Skin cytochrome P450 status and percutaneous penetration: enhanced dermal absorption and altered local disposition of 3,3',4,4'-tetrachlorobiphenyl and pentachlorophenol.
Perspectives in Percutaneous Penetration. Brain KR, Walters KA, eds., Cardiff, UK: STS Publishing, 2000 Jan; 7a:115
Chemical mixture and sequential chemical dermal exposure reflects the real-world scenario in the workplace, environment, or residential setting. Cutaneous metabolism has a great effect on the local and systemic health hazard of a topically applied chemical by modifying its disposition fate and biological activity. To quantify the effects of skin cytochrome (Cyt) P450 induction on local distribution and dermal absorption, 14C labeled 3,3',4,4' -tetrachlorobiphenyl (TCB, in acetone) or pentachlorophenol (PCP, in ethanol) was topically applied to in vivo (n=3), ex vivo (isolated perfused skin, n=4), and in vitro (flow-through diffusion cells, n=7) porcine models, at 40 ug/cm2 with or without Cyt P450 inducer benzo[a]pyrene (B[a]P) pretreatment. Skin Cyt P450 induction enhanced the dermal absorption of TCB and PCP in all the three models. A 2-4 fold increase in 8 h 14C percutaneous absorption was observed in the ex vivo model (TCB 0.11 to 0.46%; PCP 1.1 to 3.2%) and in vitro (TCB 0.21 to 0.48%; PCP 0.20 to 0.66%) due to cutaneous P450 induction. Under P450 induction (control), 5% (2%) and 6% (3%) of the TCB and PCP doses were excreted in urine, respectively. The corresponding values in feces were 4% (3%) and 8% (6%).
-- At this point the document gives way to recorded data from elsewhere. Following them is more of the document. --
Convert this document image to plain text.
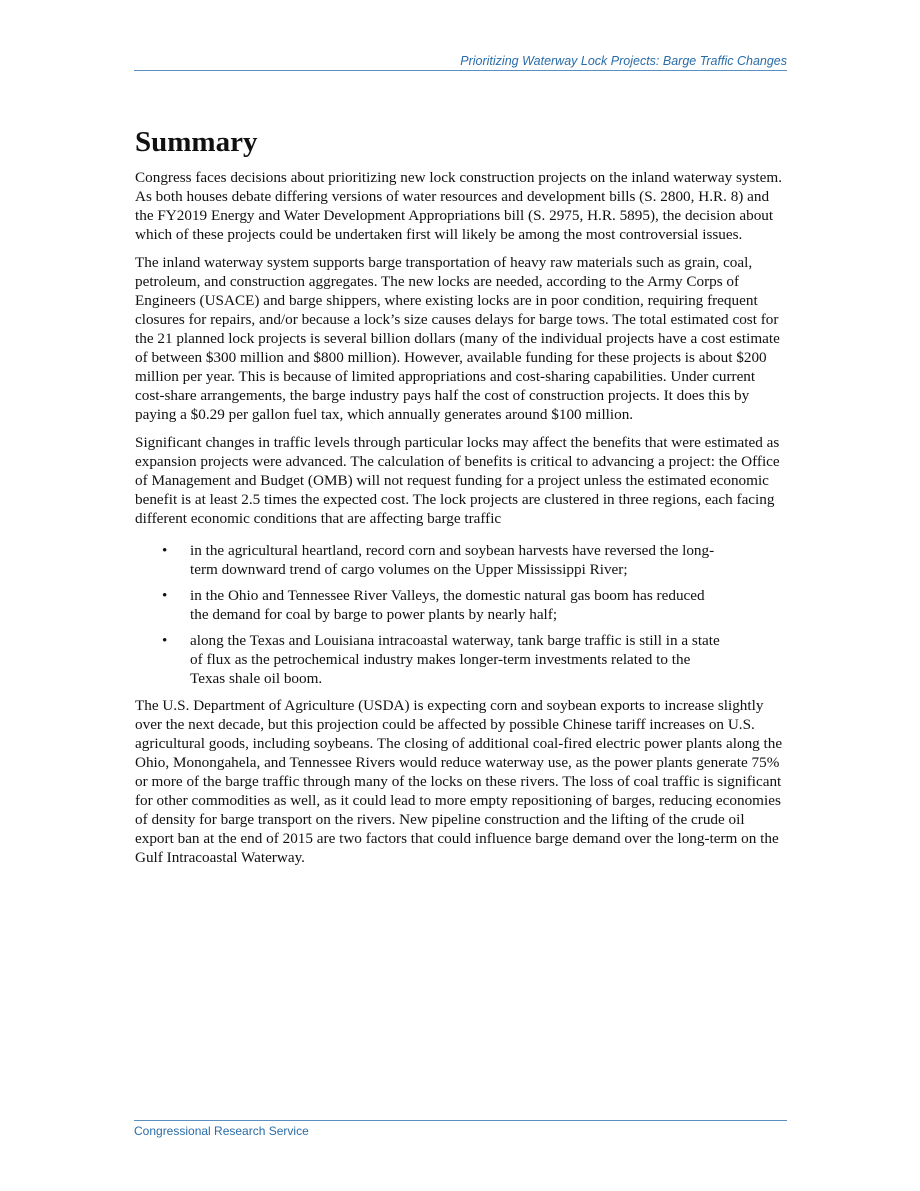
Prioritizing Waterway Lock Projects: Barge Traffic Changes
Summary

Congress faces decisions about prioritizing new lock construction projects on the inland waterway system. As both houses debate differing versions of water resources and development bills (S. 2800, H.R. 8) and the FY2019 Energy and Water Development Appropriations bill (S. 2975, H.R. 5895), the decision about which of these projects could be undertaken first will likely be among the most controversial issues.

The inland waterway system supports barge transportation of heavy raw materials such as grain, coal, petroleum, and construction aggregates. The new locks are needed, according to the Army Corps of Engineers (USACE) and barge shippers, where existing locks are in poor condition, requiring frequent closures for repairs, and/or because a lock’s size causes delays for barge tows. The total estimated cost for the 21 planned lock projects is several billion dollars (many of the individual projects have a cost estimate of between $300 million and $800 million). However, available funding for these projects is about $200 million per year. This is because of limited appropriations and cost-sharing capabilities. Under current cost-share arrangements, the barge industry pays half the cost of construction projects. It does this by paying a $0.29 per gallon fuel tax, which annually generates around $100 million.

Significant changes in traffic levels through particular locks may affect the benefits that were estimated as expansion projects were advanced. The calculation of benefits is critical to advancing a project: the Office of Management and Budget (OMB) will not request funding for a project unless the estimated economic benefit is at least 2.5 times the expected cost. The lock projects are clustered in three regions, each facing different economic conditions that are affecting barge traffic

• in the agricultural heartland, record corn and soybean harvests have reversed the long-term downward trend of cargo volumes on the Upper Mississippi River;
• in the Ohio and Tennessee River Valleys, the domestic natural gas boom has reduced the demand for coal by barge to power plants by nearly half;
• along the Texas and Louisiana intracoastal waterway, tank barge traffic is still in a state of flux as the petrochemical industry makes longer-term investments related to the Texas shale oil boom.

The U.S. Department of Agriculture (USDA) is expecting corn and soybean exports to increase slightly over the next decade, but this projection could be affected by possible Chinese tariff increases on U.S. agricultural goods, including soybeans. The closing of additional coal-fired electric power plants along the Ohio, Monongahela, and Tennessee Rivers would reduce waterway use, as the power plants generate 75% or more of the barge traffic through many of the locks on these rivers. The loss of coal traffic is significant for other commodities as well, as it could lead to more empty repositioning of barges, reducing economies of density for barge transport on the rivers. New pipeline construction and the lifting of the crude oil export ban at the end of 2015 are two factors that could influence barge demand over the long-term on the Gulf Intracoastal Waterway.

Congressional Research Service
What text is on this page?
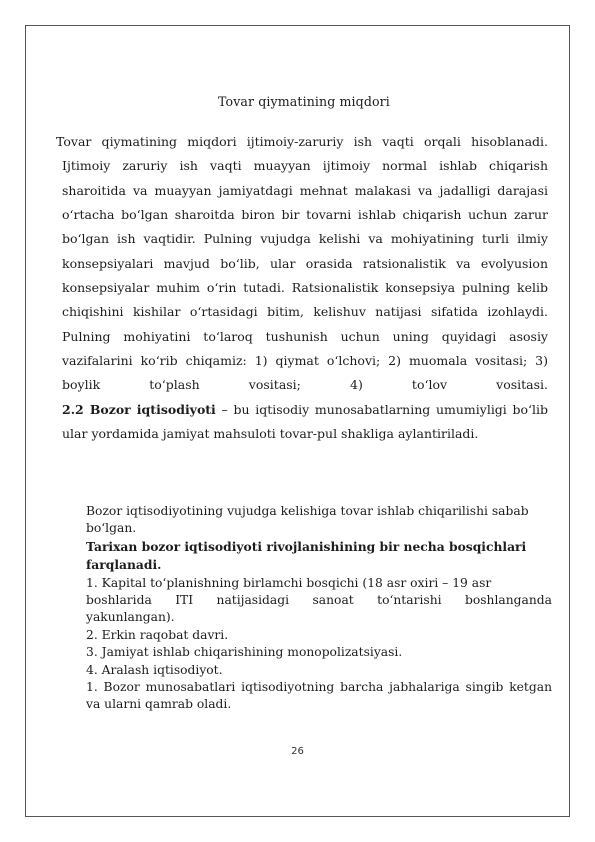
Tovar qiymatining miqdori
Tovar qiymatining miqdori ijtimoiy-zaruriy ish vaqti orqali hisoblanadi.
Ijtimoiy zaruriy ish vaqti muayyan ijtimoiy normal ishlab chiqarish
sharoitida va muayyan jamiyatdagi mehnat malakasi va jadalligi darajasi
o‘rtacha bo‘lgan sharoitda biron bir tovarni ishlab chiqarish uchun zarur
bo‘lgan ish vaqtidir. Pulning vujudga kelishi va mohiyatining turli ilmiy
konsepsiyalari mavjud bo‘lib, ular orasida ratsionalistik va evolyusion
konsepsiyalar muhim o‘rin tutadi. Ratsionalistik konsepsiya pulning kelib
chiqishini kishilar o‘rtasidagi bitim, kelishuv natijasi sifatida izohlaydi.
Pulning mohiyatini to‘laroq tushunish uchun uning quyidagi asosiy
vazifalarini ko‘rib chiqamiz: 1) qiymat o‘lchovi; 2) muomala vositasi; 3)
boylik to‘plash vositasi; 4) to‘lov vositasi.
2.2 Bozor iqtisodiyoti – bu iqtisodiy munosabatlarning umumiyligi bo‘lib
ular yordamida jamiyat mahsuloti tovar-pul shakliga aylantiriladi.
Bozor iqtisodiyotining vujudga kelishiga tovar ishlab chiqarilishi sabab
bo‘lgan.
Tarixan bozor iqtisodiyoti rivojlanishining bir necha bosqichlari
farqlanadi.
1. Kapital to‘planishning birlamchi bosqichi (18 asr oxiri – 19 asr
boshlarida ITI natijasidagi sanoat to‘ntarishi boshlanganda
yakunlangan).
2. Erkin raqobat davri.
3. Jamiyat ishlab chiqarishining monopolizatsiyasi.
4. Aralash iqtisodiyot.
1. Bozor munosabatlari iqtisodiyotning barcha jabhalariga singib ketgan
va ularni qamrab oladi.
26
If the in vivo observation period was prolonged to several weeks, the total absorption was 23-30% for TCB and 50-70% for PCP regardless of skin Cyt P450 induction, indicating the observation duration has to be considered when designing a study to detect the effect of skin P450 on dermal absorption, perhaps as short as 3-5 days. Skin Cyt P450 induction also changed label penetration depth and distribution pattern in local cutaneous tissues, suggesting that the enhanced cutaneous TCB and PCP metabolism can change the toxicity profile (cutaneous vs systemic). On average, 82% and 83% of the topical TCB and PCP doses were recovered. In conclusion, the effects of cutaneous metabolism manipulation by pre-exposed or co-administered enzyme inducer(s) such as B[a]P need to be taken into account in dermal risk assessment and transdermal drug delivery.